No había nada ni nadie en casa que no estuviera influenciado por esos gatos que, sin necesidad de viaje alguno, traían consigo toda la sabiduría de Egipto y de Roma. Dormir con las ventanas abiertas significaba dormir con gatos, que como efigies se colocaban sobre la cama y la almohada, velando tu sueño en la casa de La Jara; los gatos que, dice otro Lima, utilizaban la palabra que según los egipcios unía todas las cosas como una metáfora inmutable, que te hablaban al oído; esos gatos que dormían después de ti y se despertaban mucho antes para disfrutar de la noche y de los amaneceres.

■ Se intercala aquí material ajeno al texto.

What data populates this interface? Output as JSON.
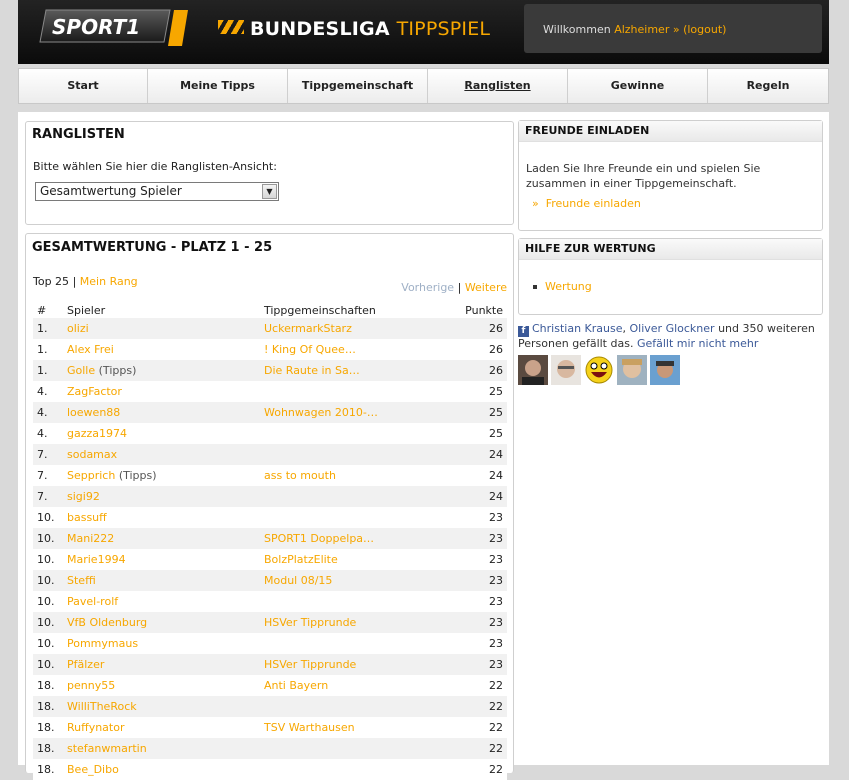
{
  "header": {
    "logo_text": "SPORT1",
    "title_main": "BUNDESLIGA",
    "title_accent": "TIPPSPIEL",
    "welcome": "Willkommen",
    "username": "Alzheimer »",
    "logout": "(logout)"
  },
  "nav": [
    {
      "label": "Start"
    },
    {
      "label": "Meine Tipps"
    },
    {
      "label": "Tippgemeinschaft"
    },
    {
      "label": "Ranglisten"
    },
    {
      "label": "Gewinne"
    },
    {
      "label": "Regeln"
    }
  ],
  "ranglisten": {
    "title": "RANGLISTEN",
    "select_label": "Bitte wählen Sie hier die Ranglisten-Ansicht:",
    "select_value": "Gesamtwertung Spieler"
  },
  "gesamt": {
    "title": "GESAMTWERTUNG - PLATZ 1 - 25",
    "top25": "Top 25",
    "sep": "|",
    "mein_rang": "Mein Rang",
    "prev": "Vorherige",
    "next": "Weitere",
    "columns": {
      "rank": "#",
      "player": "Spieler",
      "team": "Tippgemeinschaften",
      "points": "Punkte"
    },
    "rows": [
      {
        "rank": "1.",
        "player": "olizi",
        "extra": "",
        "team": "UckermarkStarz",
        "points": "26"
      },
      {
        "rank": "1.",
        "player": "Alex Frei",
        "extra": "",
        "team": "! King Of Quee…",
        "points": "26"
      },
      {
        "rank": "1.",
        "player": "Golle",
        "extra": "(Tipps)",
        "team": "Die Raute in Sa…",
        "points": "26"
      },
      {
        "rank": "4.",
        "player": "ZagFactor",
        "extra": "",
        "team": "",
        "points": "25"
      },
      {
        "rank": "4.",
        "player": "loewen88",
        "extra": "",
        "team": "Wohnwagen 2010-…",
        "points": "25"
      },
      {
        "rank": "4.",
        "player": "gazza1974",
        "extra": "",
        "team": "",
        "points": "25"
      },
      {
        "rank": "7.",
        "player": "sodamax",
        "extra": "",
        "team": "",
        "points": "24"
      },
      {
        "rank": "7.",
        "player": "Sepprich",
        "extra": "(Tipps)",
        "team": "ass to mouth",
        "points": "24"
      },
      {
        "rank": "7.",
        "player": "sigi92",
        "extra": "",
        "team": "",
        "points": "24"
      },
      {
        "rank": "10.",
        "player": "bassuff",
        "extra": "",
        "team": "",
        "points": "23"
      },
      {
        "rank": "10.",
        "player": "Mani222",
        "extra": "",
        "team": "SPORT1 Doppelpa…",
        "points": "23"
      },
      {
        "rank": "10.",
        "player": "Marie1994",
        "extra": "",
        "team": "BolzPlatzElite",
        "points": "23"
      },
      {
        "rank": "10.",
        "player": "Steffi",
        "extra": "",
        "team": "Modul 08/15",
        "points": "23"
      },
      {
        "rank": "10.",
        "player": "Pavel-rolf",
        "extra": "",
        "team": "",
        "points": "23"
      },
      {
        "rank": "10.",
        "player": "VfB Oldenburg",
        "extra": "",
        "team": "HSVer Tipprunde",
        "points": "23"
      },
      {
        "rank": "10.",
        "player": "Pommymaus",
        "extra": "",
        "team": "",
        "points": "23"
      },
      {
        "rank": "10.",
        "player": "Pfälzer",
        "extra": "",
        "team": "HSVer Tipprunde",
        "points": "23"
      },
      {
        "rank": "18.",
        "player": "penny55",
        "extra": "",
        "team": "Anti Bayern",
        "points": "22"
      },
      {
        "rank": "18.",
        "player": "WilliTheRock",
        "extra": "",
        "team": "",
        "points": "22"
      },
      {
        "rank": "18.",
        "player": "Ruffynator",
        "extra": "",
        "team": "TSV Warthausen",
        "points": "22"
      },
      {
        "rank": "18.",
        "player": "stefanwmartin",
        "extra": "",
        "team": "",
        "points": "22"
      },
      {
        "rank": "18.",
        "player": "Bee_Dibo",
        "extra": "",
        "team": "",
        "points": "22"
      }
    ]
  },
  "freunde": {
    "title": "FREUNDE EINLADEN",
    "text": "Laden Sie Ihre Freunde ein und spielen Sie zusammen in einer Tippgemeinschaft.",
    "link": "Freunde einladen",
    "link_prefix": "»"
  },
  "hilfe": {
    "title": "HILFE ZUR WERTUNG",
    "link": "Wertung"
  },
  "facebook": {
    "friend1": "Christian Krause",
    "comma": ",",
    "friend2": "Oliver Glockner",
    "rest": "und 350 weiteren Personen gefällt das.",
    "unlike": "Gefällt mir nicht mehr"
  },
  "colors": {
    "accent": "#f7a700",
    "header_bg": "#111111",
    "fb_blue": "#3b5998"
  }
}
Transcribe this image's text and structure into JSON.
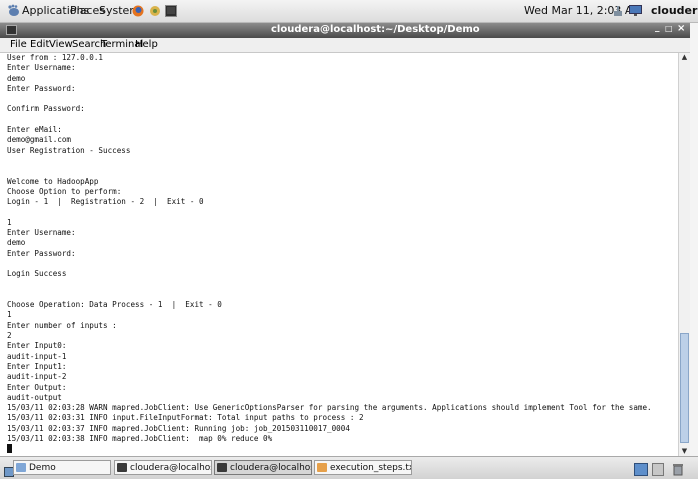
{
  "topbar": {
    "menus": [
      "Applications",
      "Places",
      "System"
    ],
    "clock": "Wed Mar 11,  2:03 AM",
    "user": "cloudera"
  },
  "window": {
    "title": "cloudera@localhost:~/Desktop/Demo",
    "controls": [
      "_",
      "□",
      "×"
    ]
  },
  "menubar": {
    "items": [
      "File",
      "Edit",
      "View",
      "Search",
      "Terminal",
      "Help"
    ]
  },
  "terminal": {
    "lines": [
      "User from : 127.0.0.1",
      "Enter Username:",
      "demo",
      "Enter Password:",
      "",
      "Confirm Password:",
      "",
      "Enter eMail:",
      "demo@gmail.com",
      "User Registration - Success",
      "",
      "",
      "Welcome to HadoopApp",
      "Choose Option to perform:",
      "Login - 1  |  Registration - 2  |  Exit - 0",
      "",
      "1",
      "Enter Username:",
      "demo",
      "Enter Password:",
      "",
      "Login Success",
      "",
      "",
      "Choose Operation: Data Process - 1  |  Exit - 0",
      "1",
      "Enter number of inputs :",
      "2",
      "Enter Input0:",
      "audit-input-1",
      "Enter Input1:",
      "audit-input-2",
      "Enter Output:",
      "audit-output",
      "15/03/11 02:03:28 WARN mapred.JobClient: Use GenericOptionsParser for parsing the arguments. Applications should implement Tool for the same.",
      "15/03/11 02:03:31 INFO input.FileInputFormat: Total input paths to process : 2",
      "15/03/11 02:03:37 INFO mapred.JobClient: Running job: job_201503110017_0004",
      "15/03/11 02:03:38 INFO mapred.JobClient:  map 0% reduce 0%"
    ]
  },
  "taskbar": {
    "items": [
      {
        "label": "Demo",
        "icon": "folder-icon",
        "active": false
      },
      {
        "label": "cloudera@localhost:~/...",
        "icon": "terminal-icon",
        "active": false
      },
      {
        "label": "cloudera@localhost:~/...",
        "icon": "terminal-icon",
        "active": true
      },
      {
        "label": "execution_steps.txt (~...",
        "icon": "text-editor-icon",
        "active": false
      }
    ]
  },
  "colors": {
    "titlebar": "#5a5a5a",
    "scroll_thumb": "#bcd0e8"
  }
}
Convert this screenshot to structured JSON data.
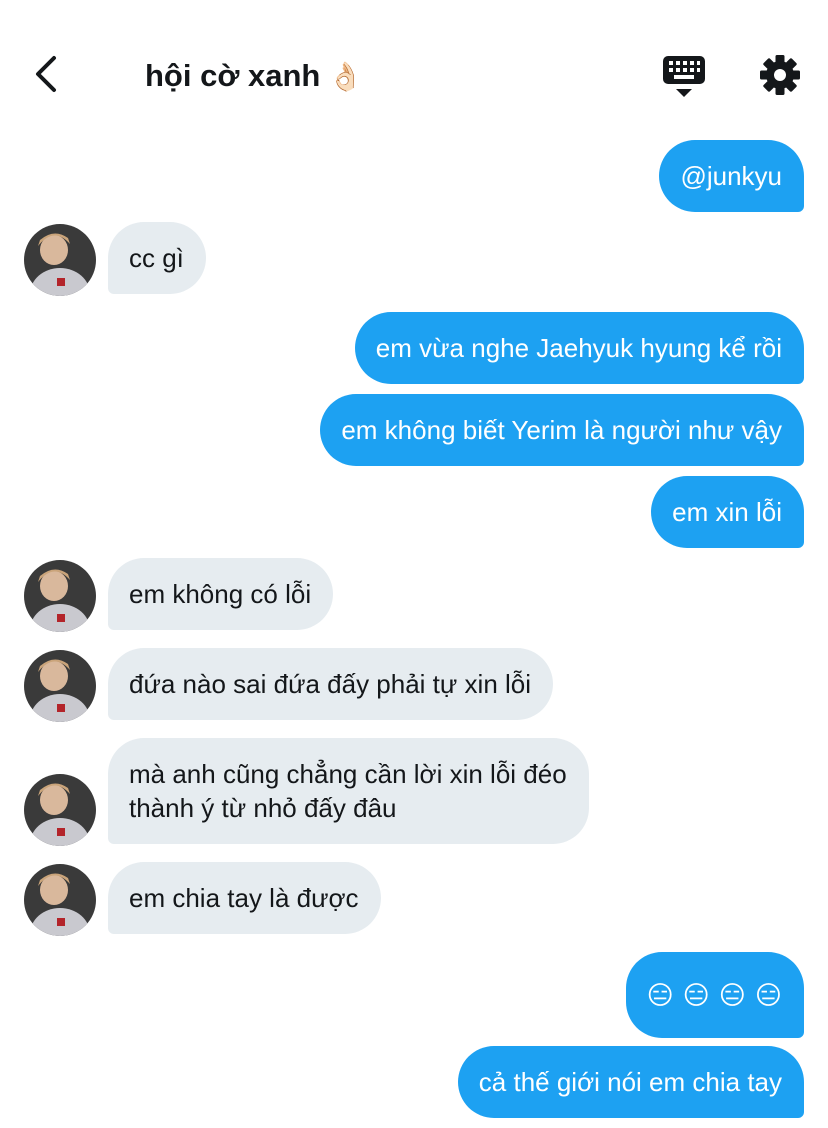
{
  "header": {
    "title": "hội cờ xanh",
    "title_emoji": "👌🏻",
    "back_icon": "chevron-left-icon",
    "keyboard_icon": "keyboard-icon",
    "settings_icon": "gear-icon"
  },
  "colors": {
    "outgoing_bubble": "#1da1f2",
    "incoming_bubble": "#e6ecf0",
    "text_dark": "#14171a"
  },
  "messages": [
    {
      "side": "out",
      "text": "@junkyu"
    },
    {
      "side": "in",
      "text": "cc gì"
    },
    {
      "side": "out",
      "text": "em vừa nghe Jaehyuk hyung kể rồi"
    },
    {
      "side": "out",
      "text": "em không biết Yerim là người như vậy"
    },
    {
      "side": "out",
      "text": "em xin lỗi"
    },
    {
      "side": "in",
      "text": "em không có lỗi"
    },
    {
      "side": "in",
      "text": "đứa nào sai đứa đấy phải tự xin lỗi"
    },
    {
      "side": "in",
      "line1": "mà anh cũng chẳng cần lời xin lỗi đéo",
      "line2": "thành ý từ nhỏ đấy đâu"
    },
    {
      "side": "in",
      "text": "em chia tay là được"
    },
    {
      "side": "out",
      "emojis": [
        "😑",
        "😑",
        "😑",
        "😑"
      ]
    },
    {
      "side": "out",
      "text": "cả thế giới nói em chia tay"
    }
  ]
}
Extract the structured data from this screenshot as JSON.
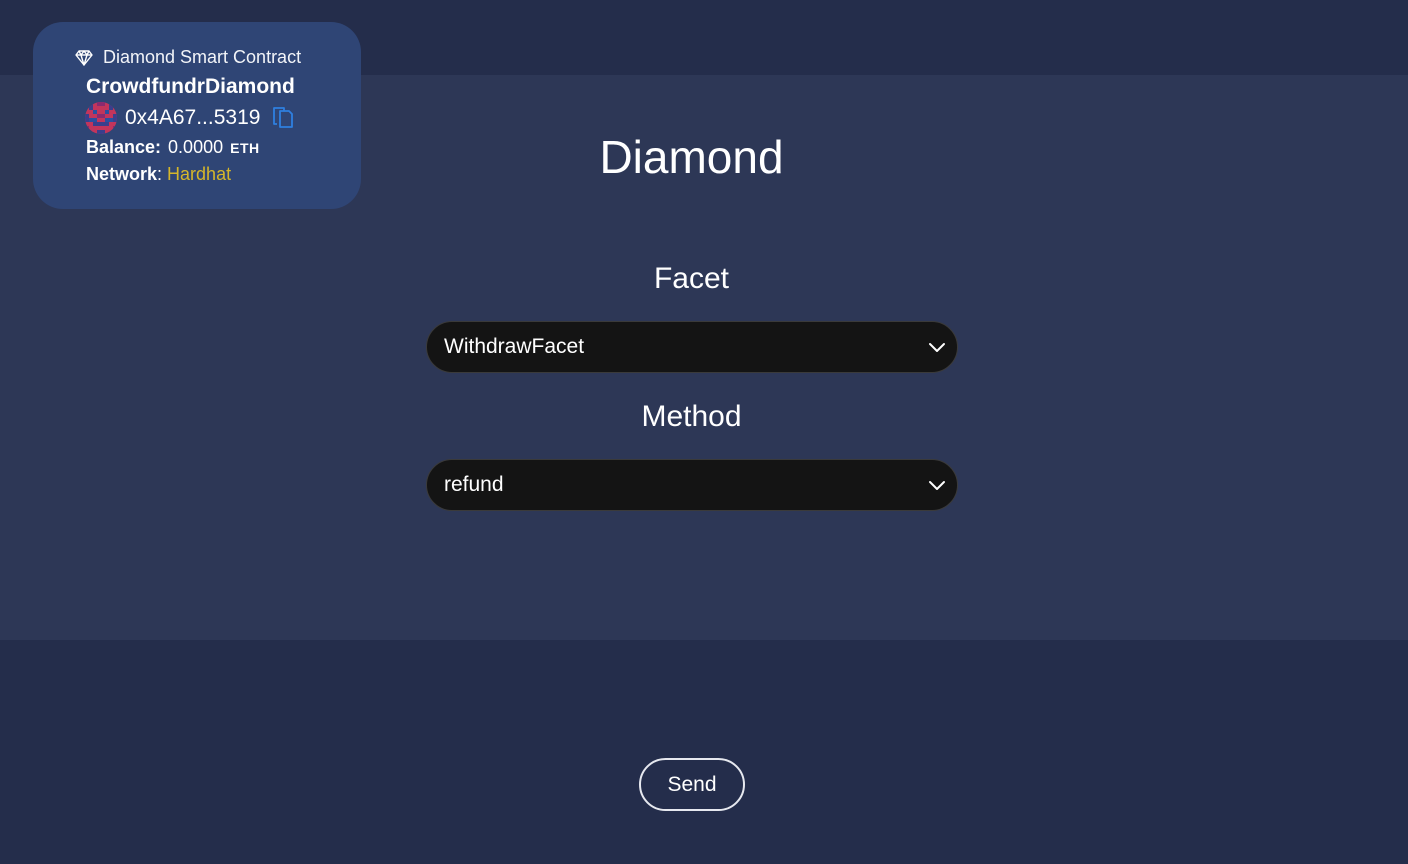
{
  "contract_card": {
    "header": "Diamond Smart Contract",
    "name": "CrowdfundrDiamond",
    "address": "0x4A67...5319",
    "balance_label": "Balance:",
    "balance_value": "0.0000",
    "balance_unit": "ETH",
    "network_label": "Network",
    "network_separator": ":",
    "network_value": "Hardhat",
    "network_color": "#d4b62a",
    "icons": [
      "diamond-icon",
      "avatar",
      "copy-icon"
    ]
  },
  "main": {
    "title": "Diamond",
    "facet_label": "Facet",
    "facet_selected": "WithdrawFacet",
    "method_label": "Method",
    "method_selected": "refund"
  },
  "actions": {
    "send_label": "Send"
  },
  "colors": {
    "background": "#242d4b",
    "panel": "#2d3756",
    "card": "#2f4575",
    "select_bg": "#141414",
    "copy_accent": "#2f7fe0"
  }
}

A quienes aman de verdad los gatos, fantasmas elásticos de Baudelaire, es a los filósofos y a los poetas, esos gatos en los tejados que van remendando los desconchados. No voy a negar que he pasado algunas horas de la noche, de vuelta de una salida nocturna con algún beso y alguna copa de más, en el tejado de mi casa rodeado de gatos mirando todos a la luna y esperando que llovieran ratones. Nunca sucedió. A los ratones siempre los cazamos en la tierra y en el monte; pero aprendimos a amar la tranquilidad de la noche, a escuchar la voz del viento y a leer a María Zambrano, la mujer que amaba a los gatos; porque yo, a través de los gatos, llegué al Hombre y lo Divino atravesando los Claros del Bosque.
Han pasado muchos años, pero hoy en día en aquella casa de La Jara deben de vivir, al menos, veinte gatos con toda su sabiduría del Egipto.